This is actually a little more variable than the historical data, but appears pretty similar. Now, the normal approximation predicts 23.6 months with 6.1+ average magnitude earthquakes, and in actuality 27 months were observed in this resampled dataset. So the bootstrapped estimate already provides better results than a model using the actual historical data!

Is this a feature or coincidence? Let’s create 1,000 bootstrapped datasets to check. Here is a plot of the results.

We’ve finally managed to create a normal distribution out of earthquake data. Note that the observed mean across all simulations, 23.61, falls very close to the true count observed in the historical data set, 22.

How can this be? This last plot is a plot of averages: each observation is a count of months across the entire 52-year period, not a count of individual months anymore. We know that within each 52-year history earthquakes are not independent; however, the unit of analysis is now the set of “alternate 52-year histories” which are indeed independent from one another. With 1,000 of these alternate histories the normal approximation is very good.
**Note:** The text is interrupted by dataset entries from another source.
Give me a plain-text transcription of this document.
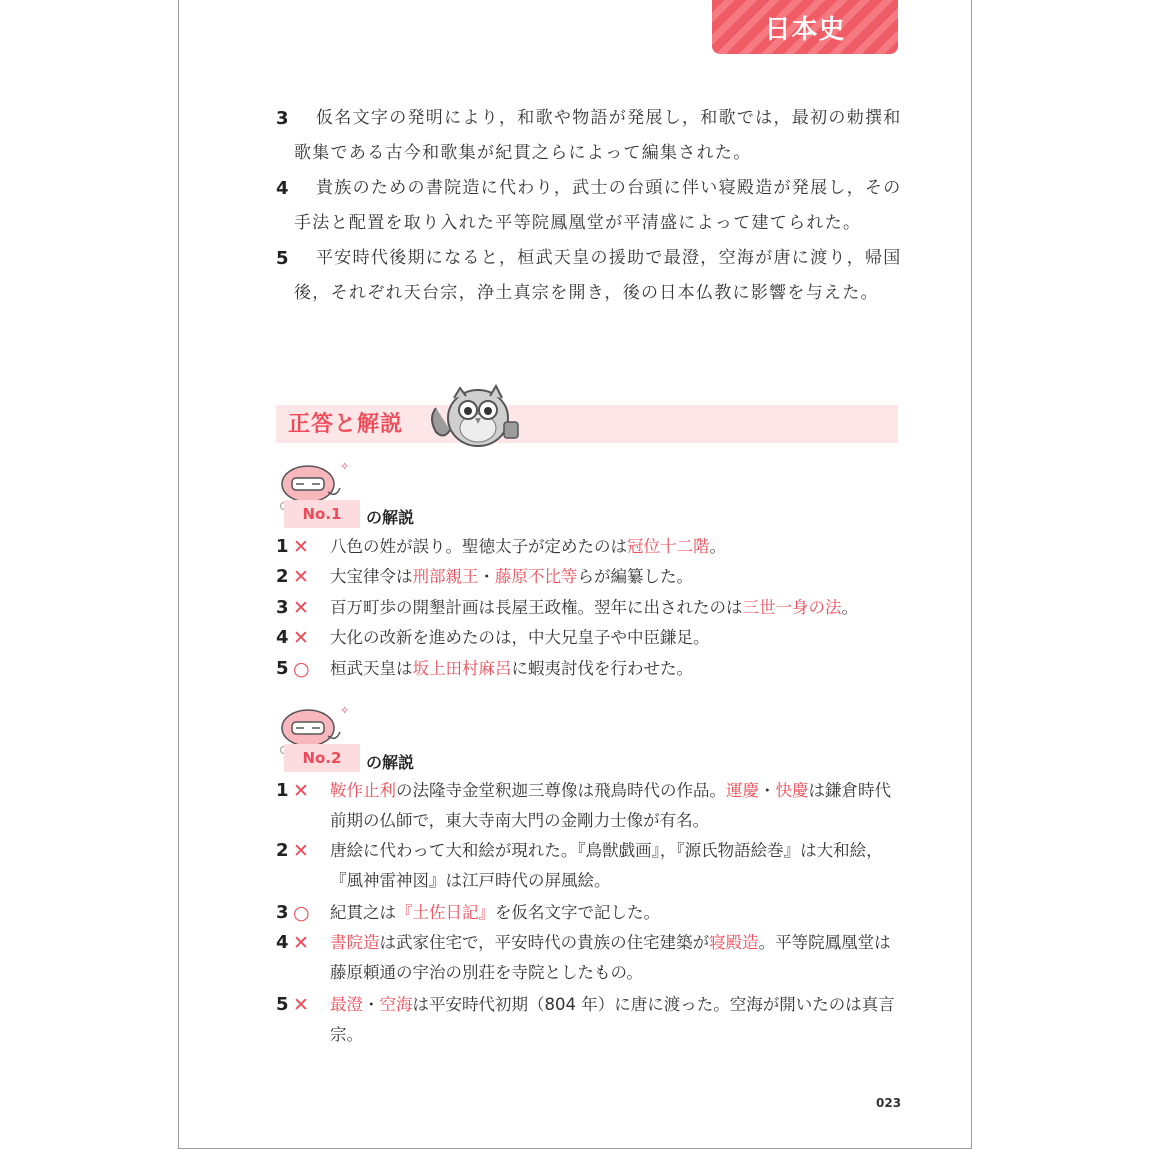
日本史
3 仮名文字の発明により，和歌や物語が発展し，和歌では，最初の勅撰和
歌集である古今和歌集が紀貫之らによって編集された。
4 貴族のための書院造に代わり，武士の台頭に伴い寝殿造が発展し，その
手法と配置を取り入れた平等院鳳凰堂が平清盛によって建てられた。
5 平安時代後期になると，桓武天皇の援助で最澄，空海が唐に渡り，帰国
後，それぞれ天台宗，浄土真宗を開き，後の日本仏教に影響を与えた。
正答と解説
✧
No.1	の解説
1 ✕	八色の姓が誤り。聖徳太子が定めたのは冠位十二階。
2 ✕	大宝律令は刑部親王・藤原不比等らが編纂した。
3 ✕	百万町歩の開墾計画は長屋王政権。翌年に出されたのは三世一身の法。
4 ✕	大化の改新を進めたのは，中大兄皇子や中臣鎌足。
5 ○	桓武天皇は坂上田村麻呂に蝦夷討伐を行わせた。
✧
No.2	の解説
1 ✕	鞍作止利の法隆寺金堂釈迦三尊像は飛鳥時代の作品。運慶・快慶は鎌倉時代前期の仏師で，東大寺南大門の金剛力士像が有名。
2 ✕	唐絵に代わって大和絵が現れた。『鳥獣戯画』，『源氏物語絵巻』は大和絵，『風神雷神図』は江戸時代の屏風絵。
3 ○	紀貫之は『土佐日記』を仮名文字で記した。
4 ✕	書院造は武家住宅で，平安時代の貴族の住宅建築が寝殿造。平等院鳳凰堂は藤原頼通の宇治の別荘を寺院としたもの。
5 ✕	最澄・空海は平安時代初期（804 年）に唐に渡った。空海が開いたのは真言宗。
023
After all that, here are my takeaways.

1) Bootstrapping does not require the usual modeling assumptions on a dataset. If all you’re trying to do is estimate a quantity like mean or standard deviation, it doesn’t matter if the data follows a typical distribution, if individual observations are i.i.d., if there is time dependence, etc.

2) Plotting bootstrapped estimates tends to result in a normal distribution even when the underlying phenomenon is not normal, displays time dependence, spatial dependence, etc.

3) The fact that the author's bootstrapped Sharpe ratios follow a normal distribution demonstrates that he executed a bootstrap correctly, not that his underlying model was wrong. We actually can't say much about the underlying model just based on the bootstrapped results.

I'll even go one step further. If Professor Mandelbrot had created a stock market model that accounted for all the behaviors he observed, and I were able to use the model to generate alternate histories for the stock market and computed all the Sharpe ratios via bootstrapping, I'd wager these bootstrapped ratios would still follow a normal distribution!